To exercise the leader role, a node must have the support of a quorum of nodes. As nodes can crash and recover, there can be over time multiple leaders and in fact the same nodes may exercise the node role multiple times.
node’s life cycle: each node executes one iteration of this protocol at a time, and at any time, a process may drop the current iteration and start a new one by proceeding to Phase 0.
Phase 0 – prospective leader election
Phase 1 – discovery
Phase 2 – synchronization
Phase 3 – broadcast
Phases 1 and 2 are important for bringing the ensemble to a mutually consistent state, specially when recovering from crashes.
Phase 1 – Discovery
In this phase, followers communicate with their prospective leader, so that the leader gathers information about the most recent transactions that its followers accepted. The purpose of this phase is to discover the most updated sequence of accepted transactions among a quorum, and to establish a new epoch so that previous leaders cannot commit new proposals. Because quorum of the followers have all changes accepted by the previous leader- then it is promised that at least one of the followers in current quorum has in its history queue all the changes accepted by previous leader which means that the new leader will have them as well. Phase 1exact algorithm available here.
Phase 2 – Synchronization
The Synchronization phase concludes the recovery part of the protocol, synchronizing the replicas in the cluster using the leader’s updated history from the discovery phase. The leader communicates with the followers, proposing transactions from its history. Followers acknowledge the proposals if their own history is behind the leader’s history. When the leader sees acknowledgements from a quorum, it issues a commit message to them. At that point, the leader is said to be established, and not anymore prospective. Phase 2exact algorithm available here.
Phase 3 – Broadcast
If no crashes occur, peers stay in this phase indefinitely, performing broadcast of transactions as soon as a ZooKeeper client issues a write request. Phase 3exact algorithm available here.
To detect failures, Zab employs periodic heartbeat messages between followers and their leaders. If a leader does not receive heartbeats from a quorum of followers within a given timeout, it abandons its leadership and shifts to state election and Phase 0. A follower also goes to Leader Election Phase if it does not receive heartbeats from its leader within a timeout.
We want to commit a transaction in several nodes so it will be committed in all of the nodes or in none.
One nodes is designed as the coordinator.
Each node has persistent storage.
Each node can eventually communicate with any other node.
Each node will recover from a crash eventually i.e., fail-recovery model.
Coordinator sends COMMIT_REQUEST to all other nodes.
A node that receive COMMIT_REQUEST write it to its a transaction log, hold the required commit resources and send AGREED message to the coordinator.

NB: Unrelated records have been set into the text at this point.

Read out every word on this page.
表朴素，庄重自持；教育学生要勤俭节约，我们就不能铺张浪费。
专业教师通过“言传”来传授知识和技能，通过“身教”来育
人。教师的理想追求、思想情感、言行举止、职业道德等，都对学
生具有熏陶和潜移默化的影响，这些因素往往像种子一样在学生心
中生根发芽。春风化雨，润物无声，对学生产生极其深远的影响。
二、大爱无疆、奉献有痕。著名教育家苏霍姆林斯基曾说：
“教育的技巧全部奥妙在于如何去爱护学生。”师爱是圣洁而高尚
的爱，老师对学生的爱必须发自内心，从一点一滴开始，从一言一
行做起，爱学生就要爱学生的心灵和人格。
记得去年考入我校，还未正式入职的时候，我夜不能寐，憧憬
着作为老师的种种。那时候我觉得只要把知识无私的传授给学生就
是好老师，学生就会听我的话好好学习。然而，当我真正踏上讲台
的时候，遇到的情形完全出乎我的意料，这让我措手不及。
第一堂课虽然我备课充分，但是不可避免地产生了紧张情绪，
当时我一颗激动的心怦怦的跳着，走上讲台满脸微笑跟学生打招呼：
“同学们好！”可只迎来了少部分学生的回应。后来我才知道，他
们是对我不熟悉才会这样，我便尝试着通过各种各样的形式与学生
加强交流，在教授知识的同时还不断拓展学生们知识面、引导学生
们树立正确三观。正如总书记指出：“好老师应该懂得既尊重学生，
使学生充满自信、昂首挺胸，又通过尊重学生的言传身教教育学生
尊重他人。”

If node can not commit, then it will send ABORT message to the coordinator
If the coordinator did not received response from a node, it will re-send the node another COMMIT_REQUEST message or after sometime it will sent ABORT message to all the nodes.
if the coordinator received AGREED from all nodes, it will send a COMMIT message to all nodes.
If the coordinator received ABORT from any of the nodes, it will send an ABORT message to all nodes.
If the coordinator did not received response from a node, it will re-send the node another COMMIT message.
A node the receive COMMIT message will commit and sent a response COMMITTED.
The coordinator will complete a commit after it received COMMITTED message from all the nodes.
A node that receive an ABORT message will roll back the transaction.
This protocol is blocking i.e., a node will hold commit related resources until coordinator will receive COMMITTED message from all nodes.
We assume that all nodes will recover after a crash – but this is not always the case and in case the coordinator will crash after nodes approved a commit and before he sent them COMMIT message – then nodes will wait for manager and hold resources forever.